The impresario behind this elaborate production is Basil Twist, a third-generation puppeteer and one of the best-known puppet masters in the world. His work leans toward the avant guarde. His Symphonie Fantastique, for example, was performed underwater in a 4,000-liter aquarium using flowing strips of fabric for puppets and set to music by Hector Berlioz. After appearing for weeks off-Broadway, the show toured in Montreal, London and Munich. The marionette opera at the Lincoln Center Festival was a bit of a departure for Mr. Twist because it appeals more to children.

"This piece is probably the most kid-friendly show I've ever done," he said. "Sometimes I do shows that are slightly risqué. I've always tried to create for a general audience, I've never really focused on children. Because they'll always come anyway."

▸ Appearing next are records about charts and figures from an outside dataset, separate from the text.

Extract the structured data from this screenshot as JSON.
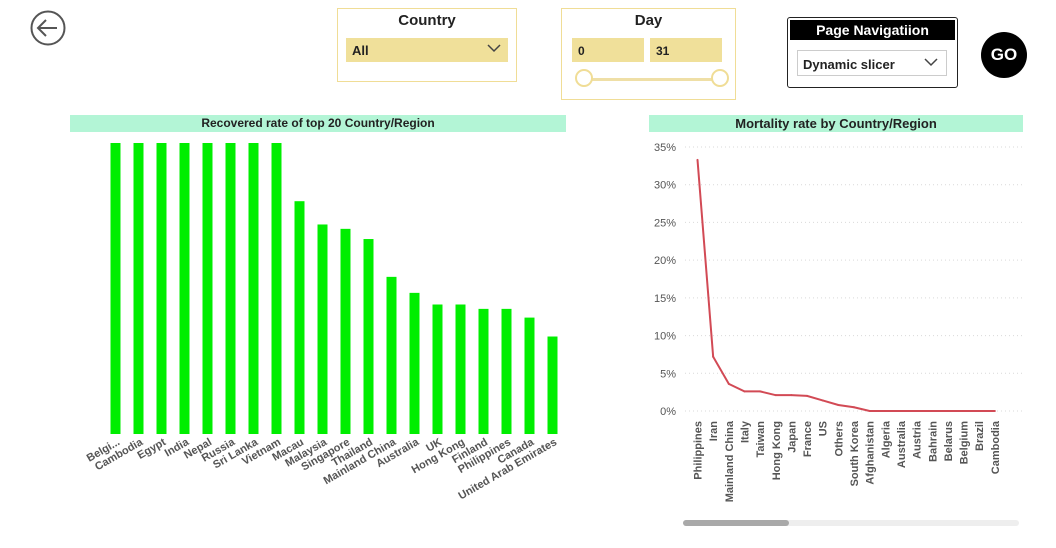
{
  "colors": {
    "accent": "#f0e09a",
    "title_band": "#b3f5d6",
    "bar": "#00ee00",
    "line": "#d24a55"
  },
  "navigation": {
    "back_icon": "back-arrow-icon"
  },
  "country_slicer": {
    "title": "Country",
    "selected": "All",
    "icon": "chevron-down-icon"
  },
  "day_slicer": {
    "title": "Day",
    "min": "0",
    "max": "31"
  },
  "page_navigation": {
    "title": "Page Navigatiion",
    "selected": "Dynamic slicer",
    "go_label": "GO"
  },
  "chart_data": [
    {
      "type": "bar",
      "title": "Recovered rate of top 20 Country/Region",
      "xlabel": "",
      "ylabel": "",
      "categories": [
        "Belgi...",
        "Cambodia",
        "Egypt",
        "India",
        "Nepal",
        "Russia",
        "Sri Lanka",
        "Vietnam",
        "Macau",
        "Malaysia",
        "Singapore",
        "Thailand",
        "Mainland China",
        "Australia",
        "UK",
        "Hong Kong",
        "Finland",
        "Philippines",
        "Canada",
        "United Arab Emirates"
      ],
      "values": [
        100,
        100,
        100,
        100,
        100,
        100,
        100,
        100,
        80,
        72,
        70.5,
        67,
        54,
        48.5,
        44.5,
        44.5,
        43,
        43,
        40,
        33.5
      ],
      "ylim": [
        0,
        100
      ],
      "axis_visible": false
    },
    {
      "type": "line",
      "title": "Mortality rate by Country/Region",
      "xlabel": "",
      "ylabel": "",
      "categories": [
        "Philippines",
        "Iran",
        "Mainland China",
        "Italy",
        "Taiwan",
        "Hong Kong",
        "Japan",
        "France",
        "US",
        "Others",
        "South Korea",
        "Afghanistan",
        "Algeria",
        "Australia",
        "Austria",
        "Bahrain",
        "Belarus",
        "Belgium",
        "Brazil",
        "Cambodia"
      ],
      "values": [
        33.3,
        7.2,
        3.6,
        2.6,
        2.6,
        2.1,
        2.1,
        2.0,
        1.4,
        0.8,
        0.5,
        0,
        0,
        0,
        0,
        0,
        0,
        0,
        0,
        0
      ],
      "ylim": [
        0,
        35
      ],
      "yticks": [
        "0%",
        "5%",
        "10%",
        "15%",
        "20%",
        "25%",
        "30%",
        "35%"
      ],
      "grid": true
    }
  ]
}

Puppet opera had its heyday in the 17th century as entertainment for noblemen. Composer Joseph Haydn wrote several operas for puppets that are now lost. Certainly the crowds flocking to see Twist's current show, a re-telling of the Sleeping Beauty fairy tale written in 1922 by the Italian composer Ottorino Respighi, are as much opera fans as they are puppet lovers. This is the first time the piece has been performed in the United States.

"I could hear in the audience a lot of people talking about the singers and the excitement of the opera. And also this is a very rare opera, so there was a lot of interest in opera circles about just this piece being mounted," added Mr. Twist.

The singers share star billing with the puppets. They dance with the marionettes and at one point, the soprano climbs atop a bridge to performs her aria among the puppeteers. At first, Mr. Twist was afraid to make such demands.

"Working with the opera singers I was very nervous," he explained. "I had been warned, 'Be careful Basil,' that they might be, you know, sort of precious divas. I met them and told them right away because you know with the string puppets they get tangled, I told them, 'Now in this show the puppets are the divas. And you may have to wait for them sometimes.' And they all thought that was real funny."

Although operating life-sized marionettes is technically challenging, the puppets' movements seem quaintly low tech when compared to the marvels of computer animation. How does such an old-fashioned art form compete for audiences in today's high-tech world?

"You would think that technology is killing puppetry, but actually my experience has been the contrary," he said. "You know technology makes it too easy for us sometimes to just sit back and you see [the movie] The Attack of the Clones and it's sort of not impressive, because they just did it with computers. But it's impressive to see the puppeteers at work. And it's also asking you to participate, to use your imagination and that I think is more satisfying for an audience."

Basil Twist, in fact, has found a thriving interest in puppetry all around the globe.

"It's so great to be part of the brotherhood and sisterhood of puppetry and meet people in other countries," he added. "I spent a lot of time in Japan last year. There's a really remarkable puppetry tradition there. [It is] very venerable, not at all for children. I went to a puppetry school in France and I got to travel a lot in Europe. It's so cool to meet puppeteers from other parts of the world because there's something about puppeteers, they're really, really kind, nice people. And that shows up around the world no matter what technique, what culture they're a part of."

This summer Basil Twist's marionettes have conquered Manhattan. And there is another New York puppet show, the raunchy Broadway hit Avenue Q, that will soon play Las Vegas. Puppets, it appears, have got audiences by a string.